Property Rights at Heart of Superfund Case

Photo courtesy of Mark Holloway.

This piece was originally featured in the Montana Standard.

Montanans are no strangers to mining—the industry has been a key economic driver throughout our state’s history. When the Anaconda Copper Mining Company completed a 585-foot tall smelter stack in 1919 to process the copper being mined in the Butte area, the towns of Anaconda and Opportunity grew out of the jobs created by the smelter. Today, the towering brick structure is even recognized as a Montana state park.

But the economic boom came with an environmental bust as the smelter dumped tons of toxic metals, arsenic, and lead on its neighbors for nearly 100 years. It reached a point where the Environmental Protection Agency designated 300 square miles surrounding the smelter as a Superfund site in 1983 because of the extreme pollutant accumulation.
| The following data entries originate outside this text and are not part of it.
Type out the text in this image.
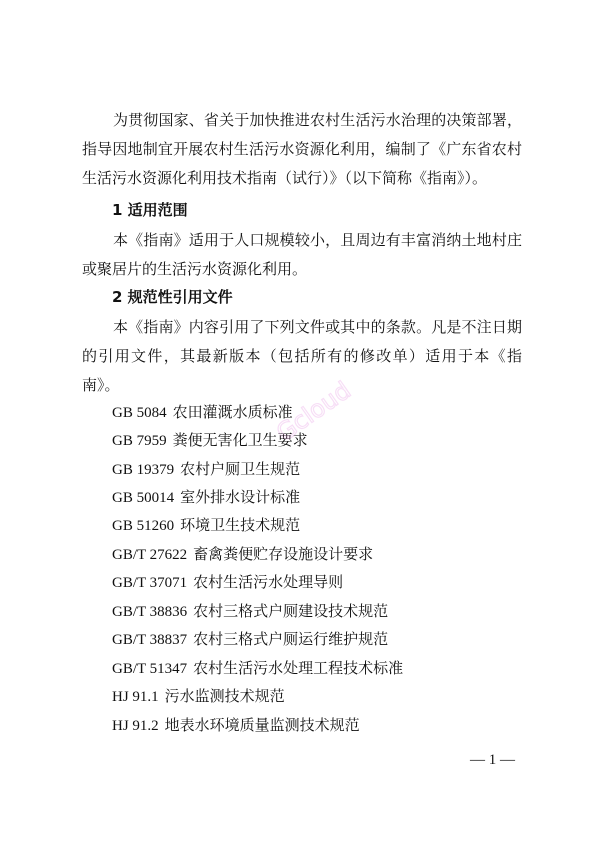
为贯彻国家、省关于加快推进农村生活污水治理的决策部署，指导因地制宜开展农村生活污水资源化利用，编制了《广东省农村生活污水资源化利用技术指南（试行）》（以下简称《指南》）。
1 适用范围
本《指南》适用于人口规模较小，且周边有丰富消纳土地村庄或聚居片的生活污水资源化利用。
2 规范性引用文件
本《指南》内容引用了下列文件或其中的条款。凡是不注日期的引用文件，其最新版本（包括所有的修改单）适用于本《指南》。
GB 5084 农田灌溉水质标准
GB 7959 粪便无害化卫生要求
GB 19379 农村户厕卫生规范
GB 50014 室外排水设计标准
GB 51260 环境卫生技术规范
GB/T 27622 畜禽粪便贮存设施设计要求
GB/T 37071 农村生活污水处理导则
GB/T 38836 农村三格式户厕建设技术规范
GB/T 38837 农村三格式户厕运行维护规范
GB/T 51347 农村生活污水处理工程技术标准
HJ 91.1 污水监测技术规范
HJ 91.2 地表水环境质量监测技术规范
— 1 —
Gcloud
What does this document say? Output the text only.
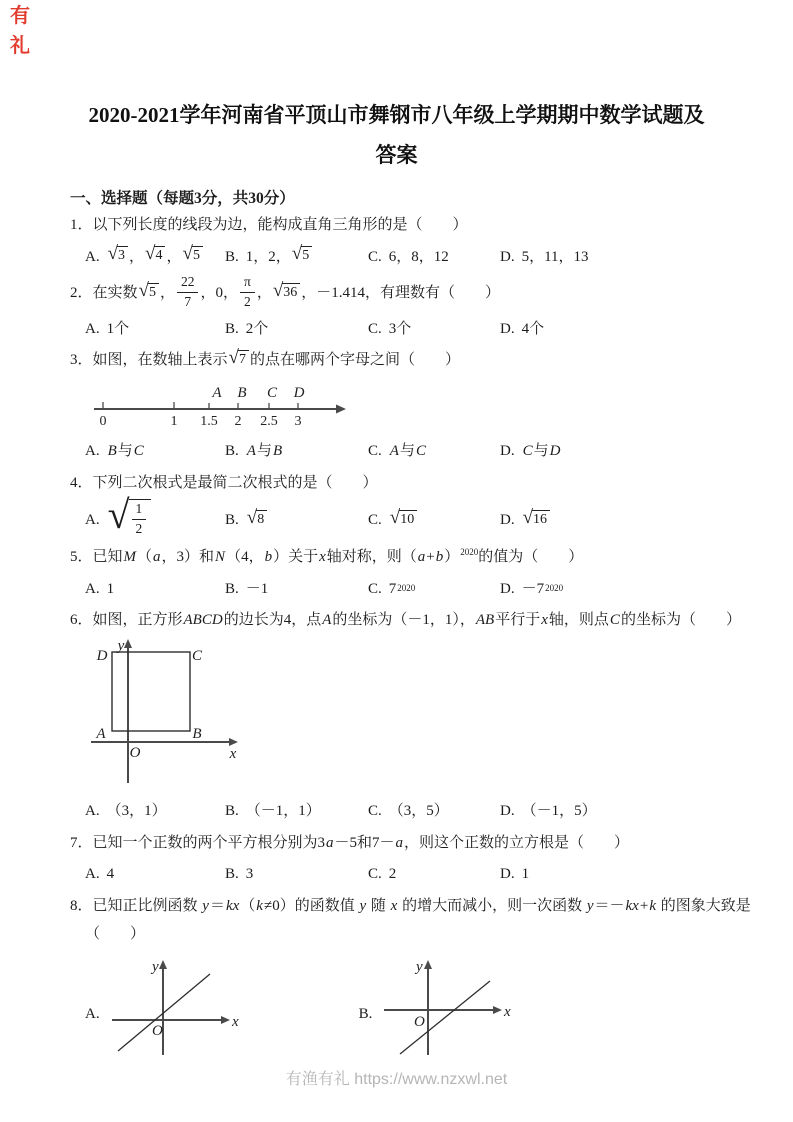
有
礼
2020-2021学年河南省平顶山市舞钢市八年级上学期期中数学试题及
答案
一、选择题（每题3分，共30分）
1．以下列长度的线段为边，能构成直角三角形的是（　　）
A. √ 3 ， √ 4 ， √ 5 B. 1，2， √ 5	C. 6，8，12	D. 5，11，13
2．在实数 √ 5 ， $\frac{22}{7}$ ，0， $\frac{\pi}{2}$ ， √ 36 ，－1.414，有理数有（　　）
A. 1个	B. 2个	C. 3个	D. 4个
3．如图，在数轴上表示 √ 7 的点在哪两个字母之间（　　）
0	1 1.5 2 2.5 3
A B C D
A. B 与 C	B. A 与 B	C. A 与 C	D. C 与 D
4．下列二次根式是最简二次根式的是（　　）
A. √ $\frac{1}{2}$	B. √ 8	C. √ 10	D. √ 16
5．已知M（a，3）和N（4，b）关于x轴对称，则$(a+b)^{2020}$的值为（　　）
A. 1	B. －1	C. 7 2020	D. －7 2020
6．如图，正方形ABCD的边长为4，点A的坐标为（－1，1），AB平行于x轴，则点C的坐标为（　　）
D	C
A	B
O
y
x
A. （3，1）	B. （－1，1）	C. （3，5）	D. （－1，5）
7．已知一个正数的两个平方根分别为3a－5和7－a，则这个正数的立方根是（　　）
A. 4	B. 3	C. 2	D. 1
8．已知正比例函数 y＝kx（k≠0）的函数值 y 随 x 的增大而减小，则一次函数 y＝－kx+k 的图象大致是
（　　）
A.
O
y
x	B.	O
y
x
有渔有礼 https://www.nzxwl.net
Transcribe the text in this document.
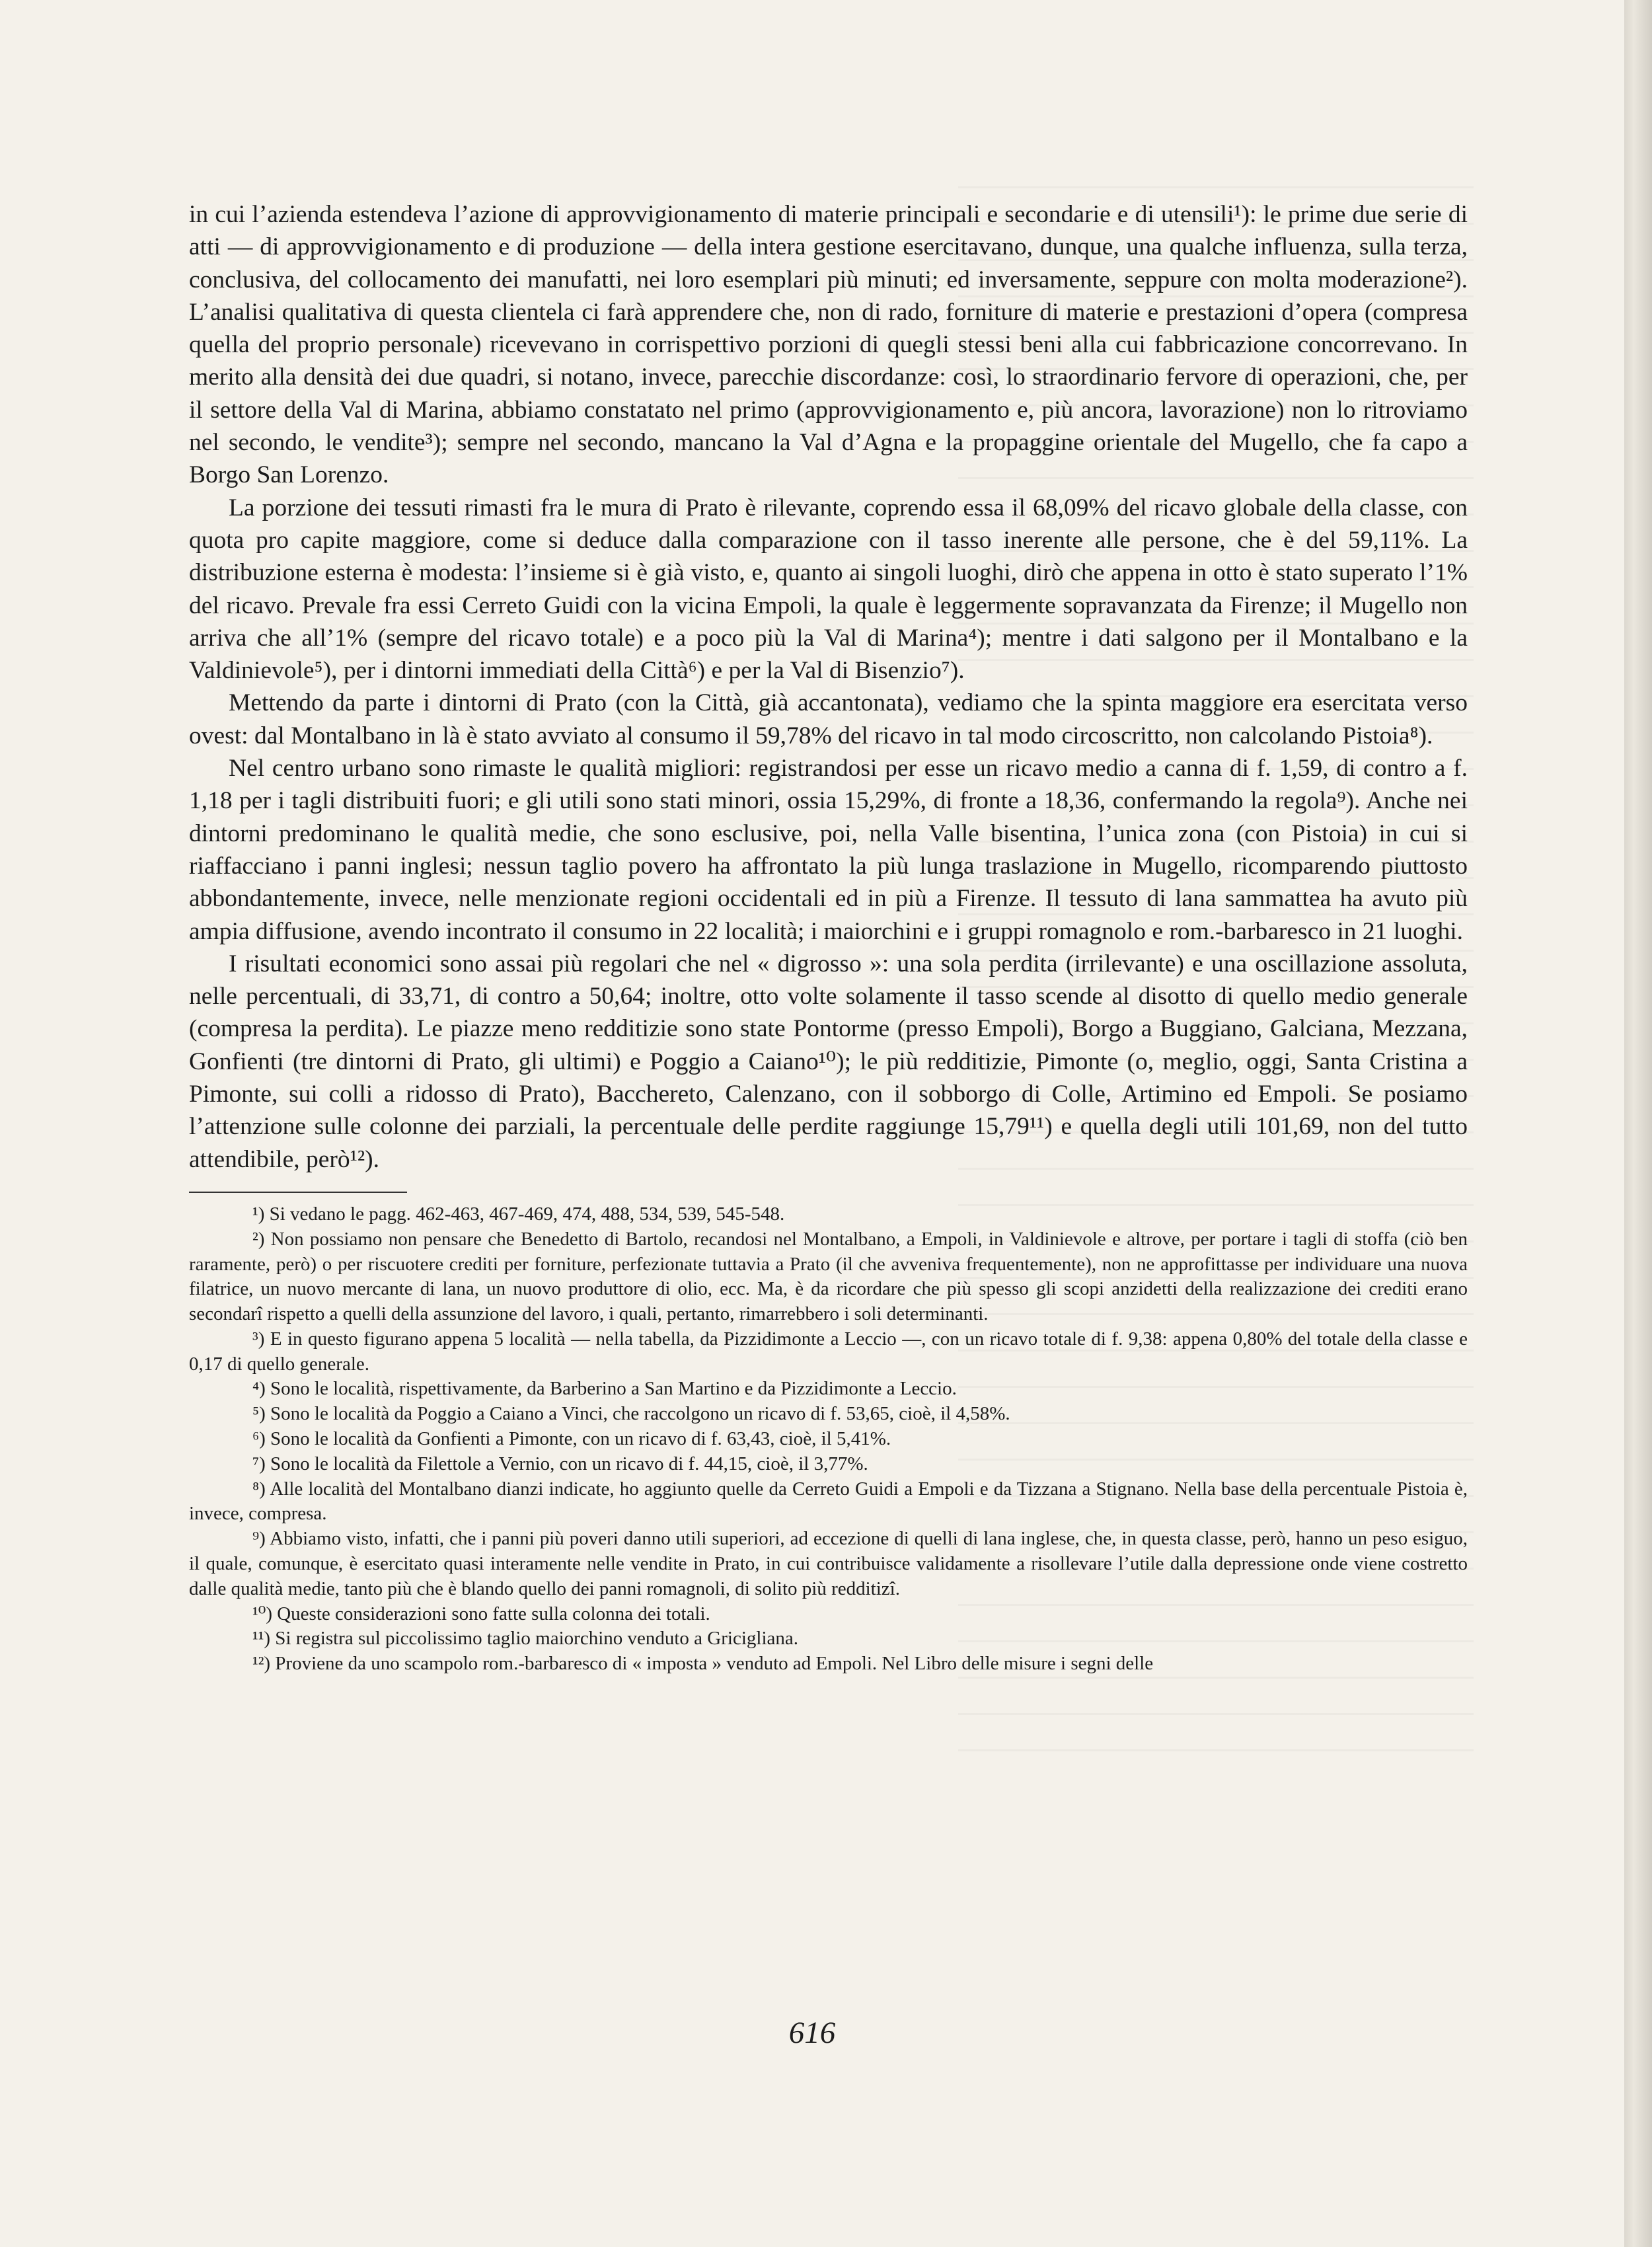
in cui l’azienda estendeva l’azione di approvvigionamento di materie principali e secondarie e di utensili¹): le prime due serie di atti — di approvvigionamento e di produzione — della intera gestione esercitavano, dunque, una qualche influenza, sulla terza, conclusiva, del collocamento dei manufatti, nei loro esemplari più minuti; ed inversamente, seppure con molta moderazione²). L’analisi qualitativa di questa clientela ci farà apprendere che, non di rado, forniture di materie e prestazioni d’opera (compresa quella del proprio personale) ricevevano in corrispettivo porzioni di quegli stessi beni alla cui fabbricazione concorrevano. In merito alla densità dei due quadri, si notano, invece, parecchie discordanze: così, lo straordinario fervore di operazioni, che, per il settore della Val di Marina, abbiamo constatato nel primo (approvvigionamento e, più ancora, lavorazione) non lo ritroviamo nel secondo, le vendite³); sempre nel secondo, mancano la Val d’Agna e la propaggine orientale del Mugello, che fa capo a Borgo San Lorenzo.

La porzione dei tessuti rimasti fra le mura di Prato è rilevante, coprendo essa il 68,09% del ricavo globale della classe, con quota pro capite maggiore, come si deduce dalla comparazione con il tasso inerente alle persone, che è del 59,11%. La distribuzione esterna è modesta: l’insieme si è già visto, e, quanto ai singoli luoghi, dirò che appena in otto è stato superato l’1% del ricavo. Prevale fra essi Cerreto Guidi con la vicina Empoli, la quale è leggermente sopravanzata da Firenze; il Mugello non arriva che all’1% (sempre del ricavo totale) e a poco più la Val di Marina⁴); mentre i dati salgono per il Montalbano e la Valdinievole⁵), per i dintorni immediati della Città⁶) e per la Val di Bisenzio⁷).

Mettendo da parte i dintorni di Prato (con la Città, già accantonata), vediamo che la spinta maggiore era esercitata verso ovest: dal Montalbano in là è stato avviato al consumo il 59,78% del ricavo in tal modo circoscritto, non calcolando Pistoia⁸).

Nel centro urbano sono rimaste le qualità migliori: registrandosi per esse un ricavo medio a canna di f. 1,59, di contro a f. 1,18 per i tagli distribuiti fuori; e gli utili sono stati minori, ossia 15,29%, di fronte a 18,36, confermando la regola⁹). Anche nei dintorni predominano le qualità medie, che sono esclusive, poi, nella Valle bisentina, l’unica zona (con Pistoia) in cui si riaffacciano i panni inglesi; nessun taglio povero ha affrontato la più lunga traslazione in Mugello, ricomparendo piuttosto abbondantemente, invece, nelle menzionate regioni occidentali ed in più a Firenze. Il tessuto di lana sammattea ha avuto più ampia diffusione, avendo incontrato il consumo in 22 località; i maiorchini e i gruppi romagnolo e rom.-barbaresco in 21 luoghi.

I risultati economici sono assai più regolari che nel « digrosso »: una sola perdita (irrilevante) e una oscillazione assoluta, nelle percentuali, di 33,71, di contro a 50,64; inoltre, otto volte solamente il tasso scende al disotto di quello medio generale (compresa la perdita). Le piazze meno redditizie sono state Pontorme (presso Empoli), Borgo a Buggiano, Galciana, Mezzana, Gonfienti (tre dintorni di Prato, gli ultimi) e Poggio a Caiano¹⁰); le più redditizie, Pimonte (o, meglio, oggi, Santa Cristina a Pimonte, sui colli a ridosso di Prato), Bacchereto, Calenzano, con il sobborgo di Colle, Artimino ed Empoli. Se posiamo l’attenzione sulle colonne dei parziali, la percentuale delle perdite raggiunge 15,79¹¹) e quella degli utili 101,69, non del tutto attendibile, però¹²).

¹) Si vedano le pagg. 462-463, 467-469, 474, 488, 534, 539, 545-548.

²) Non possiamo non pensare che Benedetto di Bartolo, recandosi nel Montalbano, a Empoli, in Valdinievole e altrove, per portare i tagli di stoffa (ciò ben raramente, però) o per riscuotere crediti per forniture, perfezionate tuttavia a Prato (il che avveniva frequentemente), non ne approfittasse per individuare una nuova filatrice, un nuovo mercante di lana, un nuovo produttore di olio, ecc. Ma, è da ricordare che più spesso gli scopi anzidetti della realizzazione dei crediti erano secondarî rispetto a quelli della assunzione del lavoro, i quali, pertanto, rimarrebbero i soli determinanti.

³) E in questo figurano appena 5 località — nella tabella, da Pizzidimonte a Leccio —, con un ricavo totale di f. 9,38: appena 0,80% del totale della classe e 0,17 di quello generale.

⁴) Sono le località, rispettivamente, da Barberino a San Martino e da Pizzidimonte a Leccio.

⁵) Sono le località da Poggio a Caiano a Vinci, che raccolgono un ricavo di f. 53,65, cioè, il 4,58%.

⁶) Sono le località da Gonfienti a Pimonte, con un ricavo di f. 63,43, cioè, il 5,41%.

⁷) Sono le località da Filettole a Vernio, con un ricavo di f. 44,15, cioè, il 3,77%.

⁸) Alle località del Montalbano dianzi indicate, ho aggiunto quelle da Cerreto Guidi a Empoli e da Tizzana a Stignano. Nella base della percentuale Pistoia è, invece, compresa.

⁹) Abbiamo visto, infatti, che i panni più poveri danno utili superiori, ad eccezione di quelli di lana inglese, che, in questa classe, però, hanno un peso esiguo, il quale, comunque, è esercitato quasi interamente nelle vendite in Prato, in cui contribuisce validamente a risollevare l’utile dalla depressione onde viene costretto dalle qualità medie, tanto più che è blando quello dei panni romagnoli, di solito più redditizî.

¹⁰) Queste considerazioni sono fatte sulla colonna dei totali.

¹¹) Si registra sul piccolissimo taglio maiorchino venduto a Gricigliana.

¹²) Proviene da uno scampolo rom.-barbaresco di « imposta » venduto ad Empoli. Nel Libro delle misure i segni delle

616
Even as the Atlantic Richfield Company, the current owners of the smelter, complete restoration work in the Superfund area to the extent required by federal law, property owners continue to experience the negative environmental and health impacts of the smelter. It has become a legal tangle over whether or not property owners can uphold their property rights and have the polluter restore their properties.

On December 3, the Supreme Court of the United States will hear the case Atlantic Richfield Co. v. Christian to decide whether property owners in the surrounding area can sue the smelter owners to restore their properties to pre-smelter conditions. At its core, this case demonstrates how crucial secure property rights are in discouraging harmful pollution.

Montana law protects a landowner’s right to have their property protected from outside pollution and restored when contamination occurs. Common law—the rules and traditions embodied in court decisions—reflects the view that free people must take responsibility for their actions and must be held accountable. This means that the landowners have the right to their backyards uncontaminated by the smelter toxins, and they can hold Atlantic Richfield liable for pollution damages.

Secure property rights discourage environmental damage by forcing would-be polluters to internalize the harms imposed on neighboring property owners. As PERC and the Pacific Legal Foundation explained in an amicus brief we filed with the U.S. Supreme Court in support of the landowners, property rights enable anyone whose property is damaged by another to demand that property is restored. Where property rights are insecure and neighbors have no mechanism to stop a polluter from causing environmental harm to their property and hold the polluter liable for the damage, the polluter will have little reason to avoid or reduce these harms.

Despite Montana’s and the U.S. Constitution’s protections for property rights, Atlantic Richfield and the EPA maintain that the company can’t be required to pay for any restoration work beyond what the EPA ordered under Superfund. The company is arguing that the rights of the landowners surrounding the smelter are voided by federal law because any additional work would “conflict” with the EPA-approved plan.

Superfund, however, doesn’t write away Montana landowners’ property rights. The law states that “nothing” in it “shall affect or modify in any way the obligations or liabilities of any person under other Federal or State law, including common law[.]” It is quite clear that even with Superfund, the landowners still have the right to sue polluters for the damage done and Congress did not disturb that right when it enacted Superfund.

Secure property rights are crucial in protecting individuals against pollution. In Atlantic Richfield Co. v. Christian, the Supreme Court should protect the landowners’ property rights and allow the lawsuit to move forward in Montana courts.